Wie immer folgt der Beschrieb im Uhrzeigersinn, beginnend mit der Blüte oben links:

  • Männliches Knabenkraut, Orchis mâle (Orchis mascula): Diese Orchidee gedeiht am besten auf Bergwiesen und in lichten Wäldern. Obwohl alle Orchideen in der Schweiz unter Schutz stehen, findet man das Männliche Knabenkraut hierzulande sehr häufig. Fast ebenso häufig ist das sehr ähnliche Gefleckte Knabenkraut (Dactylorhiza maculata) zu finden, das allerdings an den stark gefleckten Blättern zu unterscheiden ist.
  • Europäische Trollblume, Trolle d’Europe, (Trollius europaeus): Diese kugelige Blume gehört wie der Hahnenfuss («Ankeblüemli») in die Familie der Ranunculaceae. Man findet sie auf feuchten Wiesen in den Bergen. Der Name hat nichts mit dem Fabelwesen «Troll» zu tun; das althochdeutsche Wort «troll» bedeutet «kugelrund».

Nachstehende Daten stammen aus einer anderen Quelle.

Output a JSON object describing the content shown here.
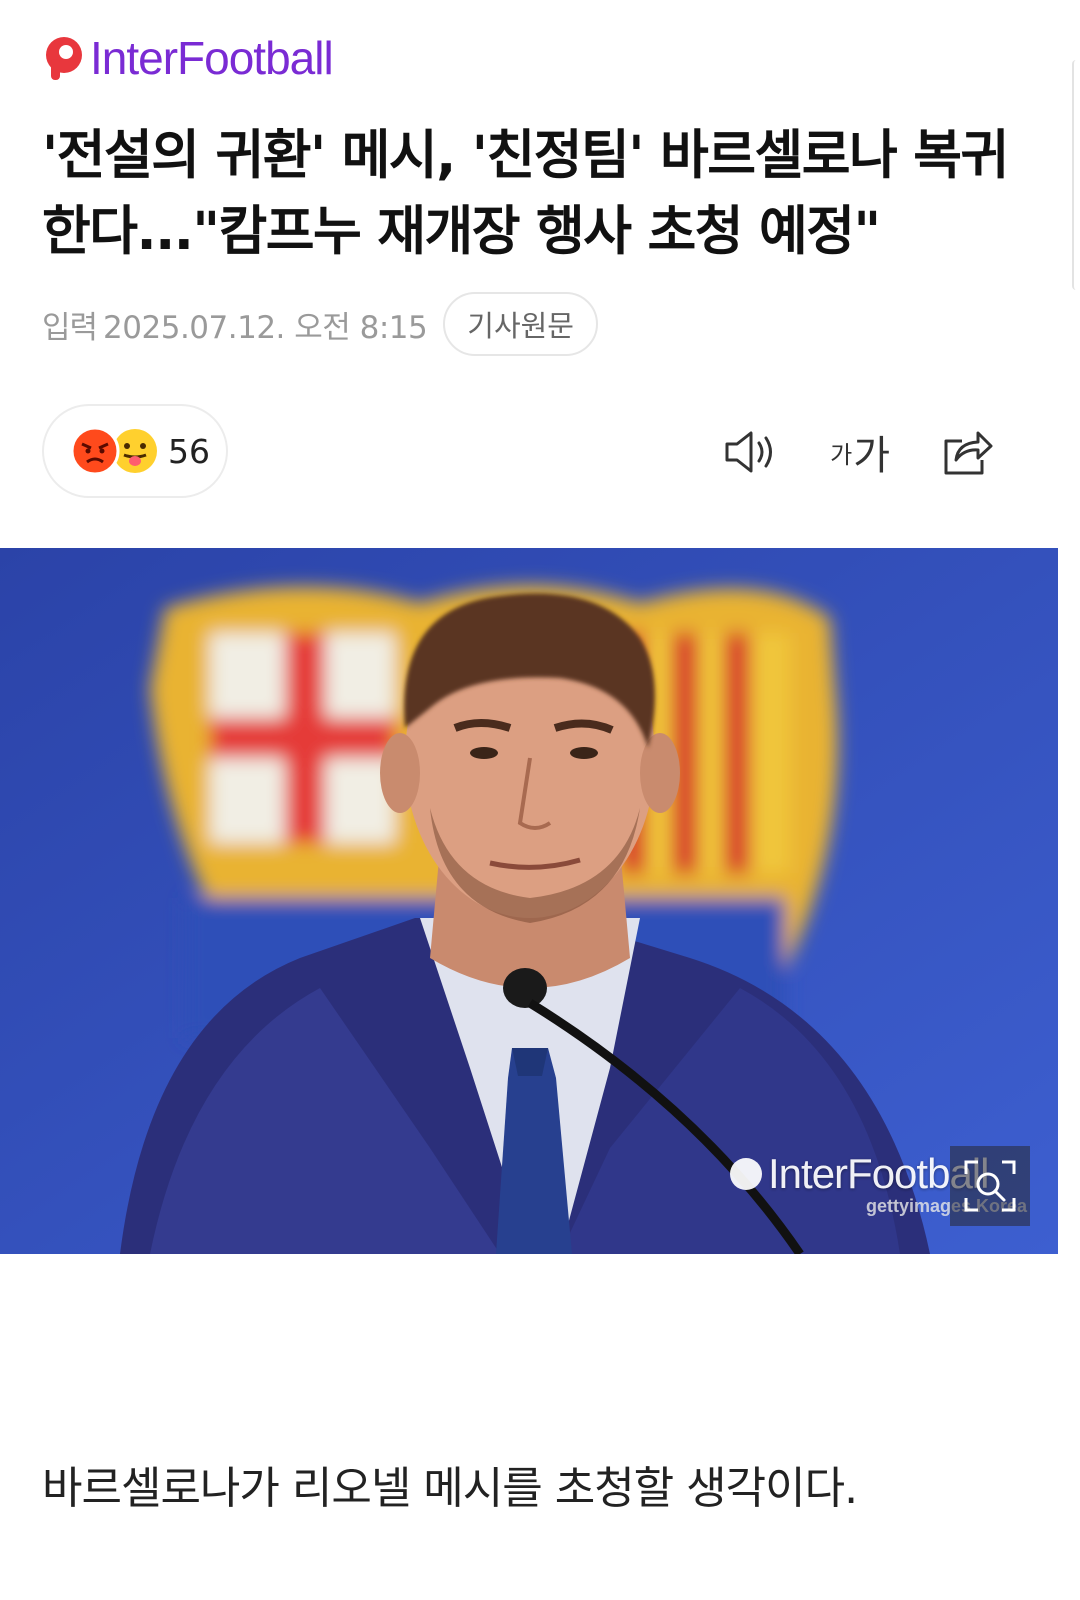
{
  "brand": {
    "logo_text": "InterFootball",
    "accent_color": "#e8373d",
    "text_color": "#7a2bd4"
  },
  "article": {
    "headline": "'전설의 귀환' 메시, '친정팀' 바르셀로나 복귀한다...\"캄프누 재개장 행사 초청 예정\"",
    "input_label": "입력",
    "timestamp": "2025.07.12. 오전 8:15",
    "origin_button": "기사원문",
    "first_paragraph": "바르셀로나가 리오넬 메시를 초청할 생각이다."
  },
  "reactions": {
    "icons": [
      "angry-face-icon",
      "tongue-face-icon"
    ],
    "count": "56"
  },
  "toolbar": {
    "icons": [
      "speaker-icon",
      "font-size-icon",
      "share-icon"
    ],
    "font_small": "가",
    "font_big": "가"
  },
  "photo": {
    "watermark": "InterFootball",
    "credit": "gettyimages Korea",
    "zoom_icon": "zoom-icon"
  }
}
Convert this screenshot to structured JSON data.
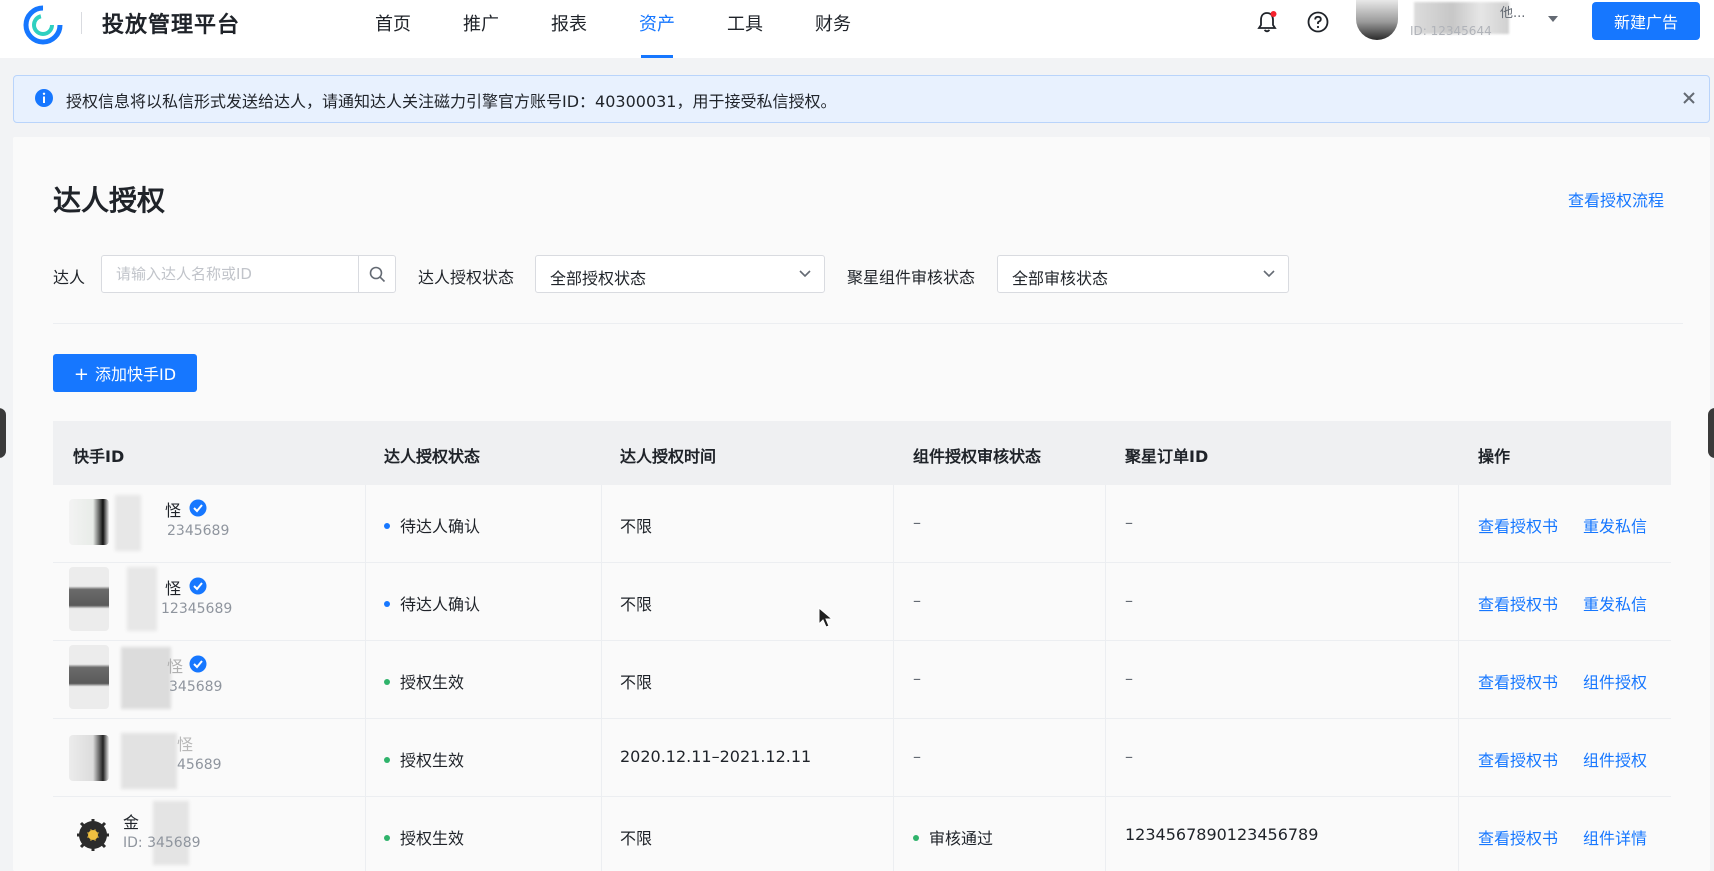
{
  "header": {
    "brand": "投放管理平台",
    "nav": [
      "首页",
      "推广",
      "报表",
      "资产",
      "工具",
      "财务"
    ],
    "active_nav": "资产",
    "account_name": "他...",
    "account_id": "ID: 12345644",
    "new_ad_label": "新建广告",
    "icons": [
      "logo-icon",
      "bell-icon",
      "help-icon",
      "avatar",
      "chevron-down-icon"
    ]
  },
  "notice": {
    "text": "授权信息将以私信形式发送给达人，请通知达人关注磁力引擎官方账号ID：40300031，用于接受私信授权。"
  },
  "page": {
    "title": "达人授权",
    "view_flow_link": "查看授权流程"
  },
  "filters": {
    "talent_label": "达人",
    "talent_placeholder": "请输入达人名称或ID",
    "auth_status_label": "达人授权状态",
    "auth_status_value": "全部授权状态",
    "review_status_label": "聚星组件审核状态",
    "review_status_value": "全部审核状态"
  },
  "add_button": {
    "plus": "+",
    "label": "添加快手ID"
  },
  "table": {
    "headers": [
      "快手ID",
      "达人授权状态",
      "达人授权时间",
      "组件授权审核状态",
      "聚星订单ID",
      "操作"
    ],
    "rows": [
      {
        "name": "怪",
        "id": "2345689",
        "auth_status": "待达人确认",
        "status_color": "blue",
        "auth_time": "不限",
        "review_status": "–",
        "order_id": "–",
        "op1": "查看授权书",
        "op2": "重发私信"
      },
      {
        "name": "怪",
        "id": "12345689",
        "auth_status": "待达人确认",
        "status_color": "blue",
        "auth_time": "不限",
        "review_status": "–",
        "order_id": "–",
        "op1": "查看授权书",
        "op2": "重发私信"
      },
      {
        "name": "怪",
        "id": "345689",
        "auth_status": "授权生效",
        "status_color": "green",
        "auth_time": "不限",
        "review_status": "–",
        "order_id": "–",
        "op1": "查看授权书",
        "op2": "组件授权"
      },
      {
        "name": "怪",
        "id": "45689",
        "auth_status": "授权生效",
        "status_color": "green",
        "auth_time": "2020.12.11–2021.12.11",
        "review_status": "–",
        "order_id": "–",
        "op1": "查看授权书",
        "op2": "组件授权"
      },
      {
        "name": "金",
        "id": "ID: 345689",
        "auth_status": "授权生效",
        "status_color": "green",
        "auth_time": "不限",
        "review_status": "审核通过",
        "order_id": "1234567890123456789",
        "op1": "查看授权书",
        "op2": "组件详情"
      }
    ]
  },
  "colors": {
    "accent": "#1677ff",
    "pending_dot": "#1677ff",
    "effective_dot": "#2fb36b",
    "notice_bg": "#e8f1fe"
  }
}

  • Weisse Alpen-Anemone, Pulsatille des Alpes(Pulsatilla alpina): Auch sie gehört in die Familie der Hahnenfussgewächse. Man findet sie auf Wiesen auf über 1200m Höhe. Wenn sie verblüht ist, bildet sich aus der Blüte ein Wuschelkopf, der einer See-Anemone ähnelt (deshalb vermutlich auch der Name).
  • Alpen-Soldanelle, Soldanelle des Alpes(Soldanella Alpina): Dieses kleine Blümchen findet man meist kurz nach der Schneeschmelze im alpinen Gebiet (bis in eine Höhe von 3000m!). Sie gehört zur Familien der Primulaceae, in die auch die gewöhnlichen Haus-Primeln gehören.
  • Mehlprimel, Primevère farineuse(Mehlprimel): Wie der Name schon sagt, gehört auch sie in die Familie der Primelgewächse und ist damit die alpine und rosafarbige Variante der bekannteren Schlüsselblume. Der Name kommt vom weissen Belag an den Blattunterseiten.
  • Frühlingsenzian, Gentiane printanière(Frühlingsenzian): Der etwas unbekanntere Verwandte der Glocken-Enziane. Er ist auf kalkhaltigen, aber stickstoffarmen Gebirgswiesen häufig anzutreffen, insbesondere in den Frühlingsmonaten (für die alpine Zone sind das die Monate April, Mai und Juni).